When I started playing chess I used to first write my move down and the reason was to do a " blunder check " before actually playing the move . After writing the move down , before playing it , I would look at the position and check to insure that I wasnt hanging a piece , overlooking mate , or overlooking that I might be in check .... this simple precaution saved me many games over the decades . Now does it make sense to you why some prefer to do it this way ? I know many who still prefer to do this .
And it makes no sense at all to have "local rules" or variances on a game as standard as chess. A local golf course might declare a cart path a hazard or not, or a ball field might declare any ball hitting a wire or pole to be out of bounds, these are practical matters which change with the venue. But the chessboard is the same everywhere, and so should the rules be.
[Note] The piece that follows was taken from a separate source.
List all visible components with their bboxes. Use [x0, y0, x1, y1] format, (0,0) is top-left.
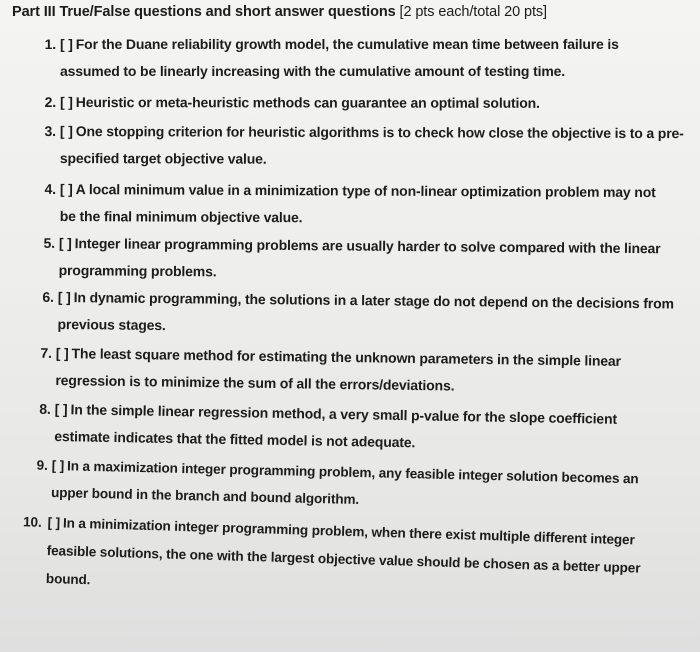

On the other hand, can you really blame national federations for modifying (improving!) FIDE rules when they have the chance to do so (i.e. in tournaments which are not FIDE-rated)? Some FIDE rules are so daft that it makes good sense from the federations' point of view to discard them if possible.
Hi NM Reb, thanks for addressing my question. If I get you correctly, you are saying that the preferred move is written down, then evaluated for blunders, then played or changed? I understand selecting a move, evaluating it etc, but why the need to waste time writing it down? I have never played OTB so maybe I am missing something.
How often have you played using increments ? The two main things I prefer about increments is that A) neither player can ever stop keeping score and B) far fewer games are decided by the clock or terrible time scrambles at the end .
A isn't totally correct. The only time you have to always keep score is in games with increment time controls of 30 seconds or more.
If you or your opponent have less than 5 minutes on the clock, neither of you have to keep score until you meet the next time control for games with multiple time controls (USCF).
This is true for both non-sudden death time controls (rule 15B) and sudden death time controls (rule 15C). That is from the USCF 5th edition rules and associated rulebook changes that were effective as of January 1st, 2012.
FIDE rules are actually the same, with the exception that only players in time trouble are excused from keeping score until the time control is met; after that they have to completely update their score sheet before making another move on the board. See sections 8.4, 8.5 and 8.6 of the FIDE rules.
In my experience A is totally correct . I played in FIDE rated events , in Europe for more than 10 years and the most popular classical time control used was G/2 hours and G/90 with a 30 s increment from move 1 . In the games with 30 sec increments both players had to keep score the entire game. I never saw any increment other than 30 seconds used , are they ? In G/2 h a player below 5 minutes may stop keeping score but as long as a player has more than 5 minutes remaining he must keep score which makes more sense than the USCF way of allowing both players to stop keeping score if one of them is under 5 minutes.
I can't speak to what is normal in increment time controls in Europe, just what the regulations say about increments less than 30 seconds; the statement made was that with increments neither player can stop keeping score and that is only true of 30 second increments or more.
We don't have many FIDE rated tourneys in my area, though they are increasing (OKC, Tulsa, KC and St. Louis areas at least) and the ones that are usually are in sections that I'm not strong enough to play in yet; at least with any hope of scoring.
I am speaking of classical chess FIDE rated . I have never seen increments , other than 30 s , used in such events. I am aware that some rapid, and blitz, events use much smaller increments but I dont think these require scorekeeping anyway ?
In the course of play each player is required to record his own moves and those of his opponent in the correct manner, move after move, as clearly and legibily as possible, in the algebraic notation (See Appendix C), on the scoresheet prescribed for the competition.
It is forbidden to write the moves in advance, unless the player is claiming a draw according to Article 9.2, or 9.3 or adjourning a game according to the Guidelines of Adjourned Games point 1.a.
A player may reply to his opponent’s move before recording it, if he so wishes. He must record his previous move before making another.
Both players must record the offer of a draw on the scoresheet. (See Appendix C.13)
If a player is unable to keep score, an assistant, who must be acceptable to the arbiter, may be provided by the player to write the moves. His clock shall be adjusted by the arbiter in an equitable way.
If a player has less than five minutes left on his clock at some stage in a period and does not have additional time of 30 seconds or more added with each move, then for the remainder of the period he is not obliged to meet the requirements of Article 8.1. Immediately after one flag has fallen the player must update his scoresheet completely before moving a piece on the chessboard.
I believe that the statement as made is absolutely correct according to FIDE. At issue is that the majority of FIDE tournaments will be played with 30 second increment as that is part of FIDE's standard set of time controls.